Passage of the rest of Brown’s pension reform led to the UC 401(k) option. The governor wanted a cap on UC pensions similar to the one his pension reform imposed on state and local government hired after Jan. 1, 2013, under his Public Employees Pension Reform Act.
UC officials said pensions aid in recruiting top talent, particularly when competing with private universities that offer higher salaries but a 401(k) plan. A UC task force proposed that a 401(k) plan supplement capped pensions and also be offered to new hires as a pension alternative.
Weakening the UC pension plan by diverting new members apparently was not an issue. A number of unions agreed to the 401(k) option, including 11,000 clerical workers represented by the Teamsters.

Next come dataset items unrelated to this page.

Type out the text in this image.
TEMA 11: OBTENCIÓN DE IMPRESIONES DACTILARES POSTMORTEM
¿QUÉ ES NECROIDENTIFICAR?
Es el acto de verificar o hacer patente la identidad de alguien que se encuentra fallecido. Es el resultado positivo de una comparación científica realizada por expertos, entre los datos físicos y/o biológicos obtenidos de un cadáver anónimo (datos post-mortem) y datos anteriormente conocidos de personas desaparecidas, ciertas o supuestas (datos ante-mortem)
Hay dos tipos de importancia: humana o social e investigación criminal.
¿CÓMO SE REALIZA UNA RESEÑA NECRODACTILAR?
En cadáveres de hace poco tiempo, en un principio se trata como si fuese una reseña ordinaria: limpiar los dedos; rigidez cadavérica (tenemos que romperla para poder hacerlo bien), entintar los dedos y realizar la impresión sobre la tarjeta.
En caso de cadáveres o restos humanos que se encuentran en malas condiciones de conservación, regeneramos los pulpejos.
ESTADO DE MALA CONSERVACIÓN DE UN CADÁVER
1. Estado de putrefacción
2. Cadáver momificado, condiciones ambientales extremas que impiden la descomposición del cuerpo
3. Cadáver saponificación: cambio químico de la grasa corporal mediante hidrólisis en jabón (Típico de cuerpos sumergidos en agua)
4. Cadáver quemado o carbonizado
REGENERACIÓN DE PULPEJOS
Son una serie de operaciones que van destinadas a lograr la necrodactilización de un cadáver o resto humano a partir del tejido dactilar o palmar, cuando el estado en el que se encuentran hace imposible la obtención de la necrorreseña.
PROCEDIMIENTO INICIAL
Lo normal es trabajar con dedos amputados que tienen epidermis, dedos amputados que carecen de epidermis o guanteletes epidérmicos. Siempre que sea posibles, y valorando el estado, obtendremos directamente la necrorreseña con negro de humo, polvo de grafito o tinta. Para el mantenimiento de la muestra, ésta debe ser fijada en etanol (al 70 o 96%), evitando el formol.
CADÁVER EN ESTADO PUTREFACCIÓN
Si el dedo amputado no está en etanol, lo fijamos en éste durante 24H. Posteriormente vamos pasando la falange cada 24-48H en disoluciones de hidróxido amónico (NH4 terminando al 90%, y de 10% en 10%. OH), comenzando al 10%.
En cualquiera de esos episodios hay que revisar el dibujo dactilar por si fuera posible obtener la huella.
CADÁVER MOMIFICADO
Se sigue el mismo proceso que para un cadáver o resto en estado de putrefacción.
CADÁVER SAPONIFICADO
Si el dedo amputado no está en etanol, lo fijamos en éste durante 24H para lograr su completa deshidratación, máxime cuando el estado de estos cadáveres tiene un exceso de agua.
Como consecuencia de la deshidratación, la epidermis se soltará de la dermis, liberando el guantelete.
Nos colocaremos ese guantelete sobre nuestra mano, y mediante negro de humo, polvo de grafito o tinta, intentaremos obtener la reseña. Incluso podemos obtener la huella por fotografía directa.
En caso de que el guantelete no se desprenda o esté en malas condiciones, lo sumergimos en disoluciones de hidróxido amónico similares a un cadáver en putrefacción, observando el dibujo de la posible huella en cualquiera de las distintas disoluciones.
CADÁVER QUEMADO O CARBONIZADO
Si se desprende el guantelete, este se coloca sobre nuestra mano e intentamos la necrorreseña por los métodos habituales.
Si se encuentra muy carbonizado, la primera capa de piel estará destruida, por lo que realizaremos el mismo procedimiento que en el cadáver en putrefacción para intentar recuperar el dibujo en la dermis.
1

On leaving state government, employees can get a refund of their CalPERS contributions with interest or leave their money with CalPERS and collect a pension when they retire.
Glazer’s bill is more generous, giving a departing 401(k) member their contribution plus the matching employer contribution, with investment gains. The employee contribution is the same as the pension contribution for those under PEPRA.
The employer contribution is the same as would have been contributed for the pension “normal cost” if the employee did not have a 401(k). The “normal cost” presumably covers the cost of a pension earned during a year.
For “miscellaneous” state workers, the current average PEPRA employee rate is 6.9 percent of pay and the employer normal cost contribution is 7.5 percent (see CalPERS chart below). Private-sector employer 401(k) contributions have been averaging about 4.5 percent.
The “unfunded liability” payment, often higher than the normal cost, is only paid by the employer. It covers debt from previous years, mostly due to below-target investment earnings or a change in actuarial assumptions such as lowering the earnings forecast.
State workers have had retirement plan choices in the past. A cost-cutting measure in 2004 to help pay off a never-issued pension bond proposed by former Gov. Arnold Schwarzenegger put the first two years of employee contributions into a 401(k)-style plan.
When the Alternate Retirement Program ended last Oct. 31, only 915 of the 57,405 participants had chosen to put the contributions into a Savings Plus Program 401(k), a supplemental program for state workers, said Amy Morgan, a CalPERS spokeswoman.
Most employees chose to put their contributions into their CalPERS pensions. But 40 percent (22,934) made no choice and their contributions defaulted into a Savings Plus 401(k) or 401(a). They have the option of purchasing two years of service credit for their pensions.
In 1984 legislation by former Assemblyman Dave Elder, D-Long Beach, gave most state workers the option of switching to a lower-paying pension that did not require an employee contribution, then 5 percent of pay.
“CalPERS found that 47 percent of new workers from 1984 to 1988 chose the lower pension tier, which did not require any payroll deductions from employees,” a Little Hoover Commision report said in 2011.
The optional lower pension formula “1.25 at 65” (1.25 percent of final pay for each year served at age 65), down from the previous “2 at 60,” was given to all new hires during a state budget crunch in 1991.
A massive CalPERS-sponsored pension increase during a high-tech stock market boom, SB 400 in 1999, gave most state workers a “2 at 55” pension. Now the PEPRA pension for new non-safety state employees is “2 at 62.”